Por eso Jesús especifica y cataloga perfectamente en qué se transforma automáticamente esa pretensión de “…y se casa con otra/o”: no hay “boda”, porque comete adulterio; porque peca.

¿ALGUNA DUDA? ¿CABEN EXCEPCIONES? ¿Son palabras abiertas a la libre interpretación? ¿La tan traída y llevada “misericordina” -me resisto a llamarla de otra manera- puede pasar por encima de las palabras EXPLICITAS de Cristo? La Pastoral, ¿en nombre de qué y de quién puede arrogarse el poder de anularlas? ¿Sería eso Pastoral?

La Iglesia Católica –me gustan las dos con mayúscula- no puede apearse de la VERDAD. De hecho, es la única iglesia que lo pretende, y lo dice: es la Iglesia VERDADERA. La única.

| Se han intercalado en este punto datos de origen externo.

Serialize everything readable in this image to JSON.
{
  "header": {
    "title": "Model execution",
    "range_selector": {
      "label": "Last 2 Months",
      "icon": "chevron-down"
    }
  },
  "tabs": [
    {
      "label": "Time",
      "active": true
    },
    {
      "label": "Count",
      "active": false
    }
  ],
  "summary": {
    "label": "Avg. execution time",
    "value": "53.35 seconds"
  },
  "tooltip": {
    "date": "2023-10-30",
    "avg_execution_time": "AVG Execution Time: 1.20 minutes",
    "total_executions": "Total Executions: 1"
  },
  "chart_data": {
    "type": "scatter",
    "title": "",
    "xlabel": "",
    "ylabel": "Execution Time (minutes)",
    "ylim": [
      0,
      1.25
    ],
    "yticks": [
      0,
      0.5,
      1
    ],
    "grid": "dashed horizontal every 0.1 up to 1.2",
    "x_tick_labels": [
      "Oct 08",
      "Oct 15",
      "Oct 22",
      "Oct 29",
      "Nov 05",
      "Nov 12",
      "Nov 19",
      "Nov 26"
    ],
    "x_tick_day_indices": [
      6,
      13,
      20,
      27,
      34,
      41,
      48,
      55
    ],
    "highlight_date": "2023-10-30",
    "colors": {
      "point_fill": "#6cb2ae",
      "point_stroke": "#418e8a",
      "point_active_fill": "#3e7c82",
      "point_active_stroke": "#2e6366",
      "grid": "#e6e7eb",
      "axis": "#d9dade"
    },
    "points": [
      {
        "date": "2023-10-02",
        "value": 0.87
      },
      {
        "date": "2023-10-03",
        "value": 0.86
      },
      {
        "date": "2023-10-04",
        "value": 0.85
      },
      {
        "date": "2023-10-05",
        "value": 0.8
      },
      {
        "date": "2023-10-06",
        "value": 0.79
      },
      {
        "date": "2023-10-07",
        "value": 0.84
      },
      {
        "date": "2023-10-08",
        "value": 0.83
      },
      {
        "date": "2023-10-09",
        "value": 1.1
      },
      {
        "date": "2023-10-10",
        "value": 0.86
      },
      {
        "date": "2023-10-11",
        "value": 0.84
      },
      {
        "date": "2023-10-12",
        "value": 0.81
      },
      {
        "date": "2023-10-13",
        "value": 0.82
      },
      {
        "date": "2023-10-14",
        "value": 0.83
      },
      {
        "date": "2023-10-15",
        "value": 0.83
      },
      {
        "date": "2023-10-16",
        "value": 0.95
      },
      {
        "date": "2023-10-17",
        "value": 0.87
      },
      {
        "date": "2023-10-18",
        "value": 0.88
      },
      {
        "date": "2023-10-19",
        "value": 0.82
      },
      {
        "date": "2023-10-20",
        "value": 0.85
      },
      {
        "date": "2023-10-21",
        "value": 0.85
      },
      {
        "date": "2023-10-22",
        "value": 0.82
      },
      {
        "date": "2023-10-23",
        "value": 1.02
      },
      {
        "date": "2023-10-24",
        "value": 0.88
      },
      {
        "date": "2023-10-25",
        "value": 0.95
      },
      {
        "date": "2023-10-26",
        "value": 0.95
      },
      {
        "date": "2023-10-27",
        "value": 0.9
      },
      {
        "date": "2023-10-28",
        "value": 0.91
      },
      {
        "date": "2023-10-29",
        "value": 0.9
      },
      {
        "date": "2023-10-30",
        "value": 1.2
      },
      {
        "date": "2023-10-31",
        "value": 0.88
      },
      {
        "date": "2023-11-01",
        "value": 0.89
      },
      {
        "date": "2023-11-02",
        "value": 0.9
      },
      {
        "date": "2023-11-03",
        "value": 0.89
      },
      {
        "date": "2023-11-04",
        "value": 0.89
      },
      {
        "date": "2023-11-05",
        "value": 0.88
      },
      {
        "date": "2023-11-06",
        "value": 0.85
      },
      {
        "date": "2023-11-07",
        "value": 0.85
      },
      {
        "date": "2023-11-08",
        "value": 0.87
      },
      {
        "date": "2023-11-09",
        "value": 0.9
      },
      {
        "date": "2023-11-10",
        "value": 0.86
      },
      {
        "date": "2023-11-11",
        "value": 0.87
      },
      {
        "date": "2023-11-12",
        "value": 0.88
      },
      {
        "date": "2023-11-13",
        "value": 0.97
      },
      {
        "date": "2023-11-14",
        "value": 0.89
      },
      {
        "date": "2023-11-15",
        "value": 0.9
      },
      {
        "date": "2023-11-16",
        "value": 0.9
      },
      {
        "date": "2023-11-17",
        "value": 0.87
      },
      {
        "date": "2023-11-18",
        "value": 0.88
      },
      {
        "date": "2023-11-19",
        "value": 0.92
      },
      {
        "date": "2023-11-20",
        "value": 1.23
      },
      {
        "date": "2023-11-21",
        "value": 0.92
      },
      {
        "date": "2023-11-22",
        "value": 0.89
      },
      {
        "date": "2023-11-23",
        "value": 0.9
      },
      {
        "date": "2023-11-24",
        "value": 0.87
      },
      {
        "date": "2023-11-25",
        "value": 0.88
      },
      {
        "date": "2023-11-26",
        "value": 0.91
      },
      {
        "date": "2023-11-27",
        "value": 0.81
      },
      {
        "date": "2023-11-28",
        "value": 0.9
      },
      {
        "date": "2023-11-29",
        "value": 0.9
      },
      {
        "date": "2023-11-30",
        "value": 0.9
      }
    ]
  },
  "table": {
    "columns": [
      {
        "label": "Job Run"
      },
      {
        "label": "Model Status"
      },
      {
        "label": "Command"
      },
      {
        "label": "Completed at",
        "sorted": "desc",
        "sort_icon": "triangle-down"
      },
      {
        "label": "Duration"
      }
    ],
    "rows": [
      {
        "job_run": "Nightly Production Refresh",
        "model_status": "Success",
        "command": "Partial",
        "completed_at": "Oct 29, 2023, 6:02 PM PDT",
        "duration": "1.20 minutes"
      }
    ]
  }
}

Y no tiene ningún miedo de confrontarse con nada ni con nadie en este horizonte, y de cara a llegar a conclusiones verdaderas: las únicas que vienen de Dios, y las únicas que sirven a los hombres.

Y las palabras se necesitan para expresarla, para transmitirla, y para defenderla. Palabras que digan lo que deben decir: al servicio de la verdad de las cosas, de lo que las cosas son; y no de lo que nos gustaría que dijeran en cada momento, según nuestras conveniencias partidistas. Porque desde el momento en que las palabras son moldeables por nosotros, a nuestra voluntad, su relación con la verdad –con el ser de las cosas- y, por tanto, con el hombre, ya no existe.

Nuestro “hablar” sería entonces algo así como “oír trinar a un pájaro”: podrá parecer armonioso, bello incluso. Pero nunca sabremos “lo que dice”, porque desconocemos “su lenguaje”. Y esto está en las antípodas de lo que es el LENGUAJE para los hombres: COMUNICAR LA VERDAD, en cualquier orden de cosas.